The strongest argument [McCullough and Duchesneau] would have to face would in all likelihood have to do with the welfare of the child created thereby: that deafness is welfare-reducing, and that it is wrong deliberately to created a child with lower welfare than it might otherwise have enjoyed. Yet, says Wilkinson, even this claim is weak. Partly this has to do with a skepticism about whether choosing for a disability is necessarily the same as choosing for a lower quality of life; partly it has to do with a claim that, even if disabled, people overwhelmingly have a life worth living… partly it is because the ‘Same Number Quality Claim’ does not reliably tell us that all examples of selecting for disability are wrong, and so, even at its strongest, will not tell us that this particular instance of choosing disability is de facto wrong.
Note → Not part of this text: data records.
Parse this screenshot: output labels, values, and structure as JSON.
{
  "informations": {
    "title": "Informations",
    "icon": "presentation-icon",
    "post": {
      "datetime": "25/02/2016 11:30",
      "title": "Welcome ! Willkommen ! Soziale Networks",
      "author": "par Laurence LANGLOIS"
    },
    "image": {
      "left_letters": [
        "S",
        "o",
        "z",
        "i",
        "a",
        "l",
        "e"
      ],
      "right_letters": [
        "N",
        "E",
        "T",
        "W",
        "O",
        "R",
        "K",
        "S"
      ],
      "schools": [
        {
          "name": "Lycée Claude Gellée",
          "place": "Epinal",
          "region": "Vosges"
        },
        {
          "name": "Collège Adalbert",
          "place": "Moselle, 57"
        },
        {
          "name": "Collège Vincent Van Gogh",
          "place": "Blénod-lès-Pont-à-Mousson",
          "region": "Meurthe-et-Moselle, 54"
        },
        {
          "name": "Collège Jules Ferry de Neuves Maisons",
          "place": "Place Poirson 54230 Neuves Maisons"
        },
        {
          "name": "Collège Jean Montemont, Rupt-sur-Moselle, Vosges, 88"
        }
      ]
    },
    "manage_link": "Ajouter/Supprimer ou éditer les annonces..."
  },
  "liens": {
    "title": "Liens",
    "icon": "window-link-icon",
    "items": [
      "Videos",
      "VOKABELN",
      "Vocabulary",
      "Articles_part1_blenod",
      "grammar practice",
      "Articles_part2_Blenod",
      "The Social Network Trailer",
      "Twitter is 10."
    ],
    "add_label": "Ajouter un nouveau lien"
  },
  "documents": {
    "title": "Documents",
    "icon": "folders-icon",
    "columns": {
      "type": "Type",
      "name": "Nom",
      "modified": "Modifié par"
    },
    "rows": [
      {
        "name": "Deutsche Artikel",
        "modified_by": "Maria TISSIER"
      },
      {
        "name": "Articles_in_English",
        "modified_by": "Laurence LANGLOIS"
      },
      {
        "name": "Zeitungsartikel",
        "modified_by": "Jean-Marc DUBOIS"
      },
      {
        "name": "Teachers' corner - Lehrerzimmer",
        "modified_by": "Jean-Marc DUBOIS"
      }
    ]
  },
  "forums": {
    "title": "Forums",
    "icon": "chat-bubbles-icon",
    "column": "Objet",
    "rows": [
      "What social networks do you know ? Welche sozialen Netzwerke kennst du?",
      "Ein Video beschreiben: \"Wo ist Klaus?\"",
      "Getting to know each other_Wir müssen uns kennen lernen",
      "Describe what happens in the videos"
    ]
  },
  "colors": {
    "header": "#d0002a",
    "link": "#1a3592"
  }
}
So with the same logic we could say that if both parents are blind, they should be able to make a blind child at their pleasure and that we can’t possibly tell them otherwise since any life is better than no life at all. This not only has a strong tinge of anti-choice activists’ problematic arguments, but seems to reject the simple fact that if McCullough and Duchesneau deafened their child after he was born, they would’ve swiftly went to prison for child abuse. Quality of life claims do reliably tell us that we should choose to make sure people can enjoy life to the fullest and dictate that we should make whatever accommodations or inventions the disabled will need to do as many of the things the able-bodied do on a daily basis as possible. And when you go out of your way to make sure the future child will not even have a chance to grow up with the benefits the able-bodied take for granted because you want him or her to have the same disabilities as you, you’re being both selfish and cruel. It’s one thing to decide to give a child you know will have Down Syndrome a chance at life and prepare for this difficult task financially and mentally, but it’s completely another to seek those affected by this genetic disorder to ensure that the child will be born with the syndrome. The former is selflessness, the latter is cruelty.

Quite honestly, I’m surprised that an ethicist would actually defend a form of child abuse through technology a skilled doctor could use to fix potential health problems, arguing that we should allow people to do whatever they want to their progeny, and that quality of life is a vacuous notion, although it’s anything but that. If all life is so great, even a life of pain, misery, and frustration, there would be no concept of euthanasia, which allows an incredibly sick or debilitated person on the verge of death to pass on with dignity and end his suffering. I’m all for the transhumanists’ desire to improve the human condition through science and technology, and when we consider their platform, I seriously doubt that any transhumanist would actually support abusing technology to ensure that someone is born deaf, or blind, or mute, or with a certain ailment at the parents’ whim. Society will not allow parents to injure their children after they’re born. Why would it ever allow intentional embryonic abuse to satisfy selfish desires? And why would any ethicist argue against the qualify of life postulate?